Sekolah?

1.2K 180 35
                                    

Aku enggak tau ini gereget atau enggak, tapi inilah kebuntuan ide aku. Maap ya kalo kurang gereget hehe...






Bagaimana pria di depannya tahu jika dia bermarga Janson? Apa pria menyeramkan ini kenal dengan ayahnya? Dia tidak ingin pulang, tapi dia juga tidak tahu harus sembunyi ke mana dari ayahnya.

"Wow, Lo dari keluarga Janson? Tapi kenapa Lo bisa ada di jalan malam-malam?" Kalandra bersorak heboh dengan pertanyaan yang tidak bisa V jawab.

V melihat Kalandra takut, dia diam tidak menjawab. Dengan refleks V menggenggam tangan Arion yang masih menyentuh dagunya, dia menatap Arion penuh harap juga takut.

"V enggak mau pulang, jangan bawa V pulang." wajah Arion masih sama, datar dan dingin. Namun entah bagaimana tangan kecil itu membuat tangannya hangat, dan dia merasakan sesuatu yang aneh.

Arion menghempaskan tangan V kasar, perasaan aneh apa itu? Dia menatap tepat di mata cantik V "Jangan sentuh Gue sembarangan." Arion berjalan meninggalkan mereka, tapi dia berhenti sejenak "Urus kebutuhan sekolah dia." setelah mengatakan itu Arion pergi entah ke mana.

Delvin bersorak heboh "Ini sejarah baru, ketua Canopus ngomong delapan kata, delapan jir." Delvin menepuk-nepuk pundak Gandhi heboh.

Gandhi berdecak lalu memukul kepala Delvin keras dengan buku di tangannya "Goblog, sakit."
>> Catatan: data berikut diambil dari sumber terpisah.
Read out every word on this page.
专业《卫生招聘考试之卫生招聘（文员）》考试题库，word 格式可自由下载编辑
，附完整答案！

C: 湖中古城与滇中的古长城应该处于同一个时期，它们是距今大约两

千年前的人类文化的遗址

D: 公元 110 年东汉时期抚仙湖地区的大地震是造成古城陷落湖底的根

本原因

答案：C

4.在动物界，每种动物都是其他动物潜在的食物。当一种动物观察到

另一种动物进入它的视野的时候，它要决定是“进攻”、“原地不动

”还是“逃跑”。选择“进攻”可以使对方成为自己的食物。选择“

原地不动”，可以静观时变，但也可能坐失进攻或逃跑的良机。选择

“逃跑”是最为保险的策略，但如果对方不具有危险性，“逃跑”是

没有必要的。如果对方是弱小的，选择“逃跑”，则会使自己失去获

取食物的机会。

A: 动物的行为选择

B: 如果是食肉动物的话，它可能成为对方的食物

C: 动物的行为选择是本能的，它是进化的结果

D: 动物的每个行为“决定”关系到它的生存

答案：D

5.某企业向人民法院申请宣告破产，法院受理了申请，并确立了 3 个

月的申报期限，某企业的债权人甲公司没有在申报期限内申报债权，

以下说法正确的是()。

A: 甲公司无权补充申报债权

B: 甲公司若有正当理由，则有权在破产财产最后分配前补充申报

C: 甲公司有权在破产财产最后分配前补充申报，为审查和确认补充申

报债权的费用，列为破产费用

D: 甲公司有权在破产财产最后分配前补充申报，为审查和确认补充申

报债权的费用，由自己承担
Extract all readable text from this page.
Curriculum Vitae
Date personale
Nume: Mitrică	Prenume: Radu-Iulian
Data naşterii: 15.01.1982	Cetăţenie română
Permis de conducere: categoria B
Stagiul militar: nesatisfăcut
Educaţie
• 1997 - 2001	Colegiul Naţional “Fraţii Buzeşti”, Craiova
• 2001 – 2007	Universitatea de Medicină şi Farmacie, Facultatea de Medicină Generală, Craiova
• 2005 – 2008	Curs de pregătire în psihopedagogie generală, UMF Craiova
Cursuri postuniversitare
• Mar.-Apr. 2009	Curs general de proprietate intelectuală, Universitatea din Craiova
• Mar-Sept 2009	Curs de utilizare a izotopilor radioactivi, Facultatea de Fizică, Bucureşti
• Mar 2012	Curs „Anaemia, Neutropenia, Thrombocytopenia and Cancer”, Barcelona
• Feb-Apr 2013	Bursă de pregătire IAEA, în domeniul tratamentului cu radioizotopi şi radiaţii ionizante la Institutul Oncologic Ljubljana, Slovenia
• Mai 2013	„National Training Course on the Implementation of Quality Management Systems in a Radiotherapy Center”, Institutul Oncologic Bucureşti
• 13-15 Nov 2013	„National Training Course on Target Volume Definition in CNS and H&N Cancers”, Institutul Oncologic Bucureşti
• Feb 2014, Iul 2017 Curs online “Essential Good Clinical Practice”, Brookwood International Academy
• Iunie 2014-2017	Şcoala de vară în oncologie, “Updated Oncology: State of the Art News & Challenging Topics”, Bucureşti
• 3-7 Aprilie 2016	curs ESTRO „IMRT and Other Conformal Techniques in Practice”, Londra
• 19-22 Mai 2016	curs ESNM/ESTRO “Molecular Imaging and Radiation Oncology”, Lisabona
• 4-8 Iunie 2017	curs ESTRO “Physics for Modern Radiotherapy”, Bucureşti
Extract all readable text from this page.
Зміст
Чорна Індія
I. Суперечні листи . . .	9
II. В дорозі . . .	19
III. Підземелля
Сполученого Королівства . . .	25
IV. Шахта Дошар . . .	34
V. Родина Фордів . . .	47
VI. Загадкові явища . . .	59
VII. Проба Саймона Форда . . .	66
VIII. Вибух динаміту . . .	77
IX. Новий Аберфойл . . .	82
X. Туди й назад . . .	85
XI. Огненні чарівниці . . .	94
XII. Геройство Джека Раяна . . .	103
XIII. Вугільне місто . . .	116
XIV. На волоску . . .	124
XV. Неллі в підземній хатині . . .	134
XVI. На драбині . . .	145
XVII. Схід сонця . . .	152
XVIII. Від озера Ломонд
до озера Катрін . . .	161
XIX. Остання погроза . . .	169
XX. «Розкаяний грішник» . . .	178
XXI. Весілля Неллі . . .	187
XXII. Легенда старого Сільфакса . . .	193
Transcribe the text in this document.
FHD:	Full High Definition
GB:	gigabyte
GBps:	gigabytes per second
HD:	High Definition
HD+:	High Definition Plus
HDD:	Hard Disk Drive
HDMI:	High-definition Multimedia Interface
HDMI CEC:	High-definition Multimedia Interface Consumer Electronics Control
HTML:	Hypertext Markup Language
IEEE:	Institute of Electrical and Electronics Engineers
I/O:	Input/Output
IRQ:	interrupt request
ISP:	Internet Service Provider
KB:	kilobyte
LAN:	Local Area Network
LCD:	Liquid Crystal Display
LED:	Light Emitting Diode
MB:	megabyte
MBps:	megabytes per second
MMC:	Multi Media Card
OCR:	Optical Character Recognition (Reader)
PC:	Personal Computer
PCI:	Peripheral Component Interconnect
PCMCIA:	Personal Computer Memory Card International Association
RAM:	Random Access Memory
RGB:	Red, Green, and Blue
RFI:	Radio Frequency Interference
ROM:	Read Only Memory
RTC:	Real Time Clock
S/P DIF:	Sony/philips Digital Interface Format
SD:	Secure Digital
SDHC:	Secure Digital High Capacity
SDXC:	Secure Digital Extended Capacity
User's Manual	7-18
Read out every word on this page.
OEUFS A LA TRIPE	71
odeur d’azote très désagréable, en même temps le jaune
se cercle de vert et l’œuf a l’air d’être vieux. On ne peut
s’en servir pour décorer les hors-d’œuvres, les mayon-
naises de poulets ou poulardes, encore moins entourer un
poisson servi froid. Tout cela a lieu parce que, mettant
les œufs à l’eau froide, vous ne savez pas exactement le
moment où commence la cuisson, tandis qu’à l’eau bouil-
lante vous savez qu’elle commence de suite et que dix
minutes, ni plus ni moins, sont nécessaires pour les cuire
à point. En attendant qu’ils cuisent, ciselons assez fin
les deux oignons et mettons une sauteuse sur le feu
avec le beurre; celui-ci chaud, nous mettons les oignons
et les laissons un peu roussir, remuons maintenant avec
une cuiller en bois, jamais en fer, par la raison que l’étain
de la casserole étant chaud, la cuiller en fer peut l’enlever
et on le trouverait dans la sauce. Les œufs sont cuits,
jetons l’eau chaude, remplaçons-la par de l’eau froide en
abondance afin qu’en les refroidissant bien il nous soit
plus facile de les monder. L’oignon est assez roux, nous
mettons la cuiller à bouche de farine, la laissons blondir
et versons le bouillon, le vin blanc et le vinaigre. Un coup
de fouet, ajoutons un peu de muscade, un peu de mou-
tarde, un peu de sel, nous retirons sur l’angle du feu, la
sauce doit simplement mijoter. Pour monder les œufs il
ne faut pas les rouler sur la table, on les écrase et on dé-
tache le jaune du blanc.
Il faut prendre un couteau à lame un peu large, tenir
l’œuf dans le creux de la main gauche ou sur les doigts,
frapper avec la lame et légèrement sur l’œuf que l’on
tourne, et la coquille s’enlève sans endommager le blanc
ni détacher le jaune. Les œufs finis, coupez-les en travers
"Tapi Arion gila, kalo dia suruh kita urus sekolah V, itu artinya dia setuju buat enggak anterin V pulang." Farzan berbicara dengan serius.

"Dan Arion cari mati." Kalandra menambahkan.

"Damastha sama Janson kan-" perkataan Ezra terpotong oleh deheman Abrisam.

"Ehem." Abrisam mendekati V." Lo bisa tinggal di sini, dan minggu depan Lo bisa sekolah." Abrisam menepuk bahu V pelan.

V menunduk, sekolah? Apa dia boleh sekolah? Max tidak pernah mengizinkan dia sekolah di luar, untuk meminta izin les di luar saja dia harus memohon pada ayahnya. Lagi pula, dia tidak memiliki uang sedikit pun untuk membayar uang sekolah.

"A-aku enggak bisa sekolah." V bergumam lirih, dia tidak bisa membayangkan jika Max menemukannya, lalu menyeret dia dengan paksa, lalu novel miliknya habis di bakar.

Max tidak akan menyiksanya lewat fisik, tapi psikis tanpa Max sadari. V terkadang terlalu mencemaskan banyak hal jika sendiri, dia bahkan pernah berpikir untuk mati karena terlalu lelah menghadapi hidupnya sendiri.

V tahu, dunia ini sangat luas. Tapi dunianya tidak jauh dari sebuah ruangan besar, sudut kamar yang dingin dan sepi. Tidak ada tempat untuk mengadu dan berlindung, bahkan untuk bercerita saja itu tidak ada.

Hal yang dia benci dan takuti harus menjadi temannya. Darah, suntikkan, pisau bedah, orang kritis, dia takut semua itu, tapi lagi-lagi mereka harus menjadi temannya.

Terkadang dia berpikir, apa dia bukan anak Max dan Rose? Kenapa dia tidak bisa melakukan hal yang dia suka? V meremas ujung bajunya, dia tidak mau sekolah, dia takut. Sangat takut.

"V, Lo enggak dengar Gue?" Abrisam menepuk-nepuk bahu V pelan untuk menyadarkan lamunan gadis itu.

V mendongkak, matanya berkaca-kaca "V enggak mau sekolah, V takut." V menggeleng pelan.

Tidak hanya Abrisam yang diam, tapi semua orang yang ada di sana juga diam, bahkan Gandhi menurunkan bukunya untuk melihat V dan Abrisam.

Abrisam menatap mata gadis di depannya, mata itu menyiratkan rasa takut, tapi apa yang gadis ini takutkan? "Kenapa? Kenapa Lo enggak mau sekolah?" Abrisam bertanya dengan lembut.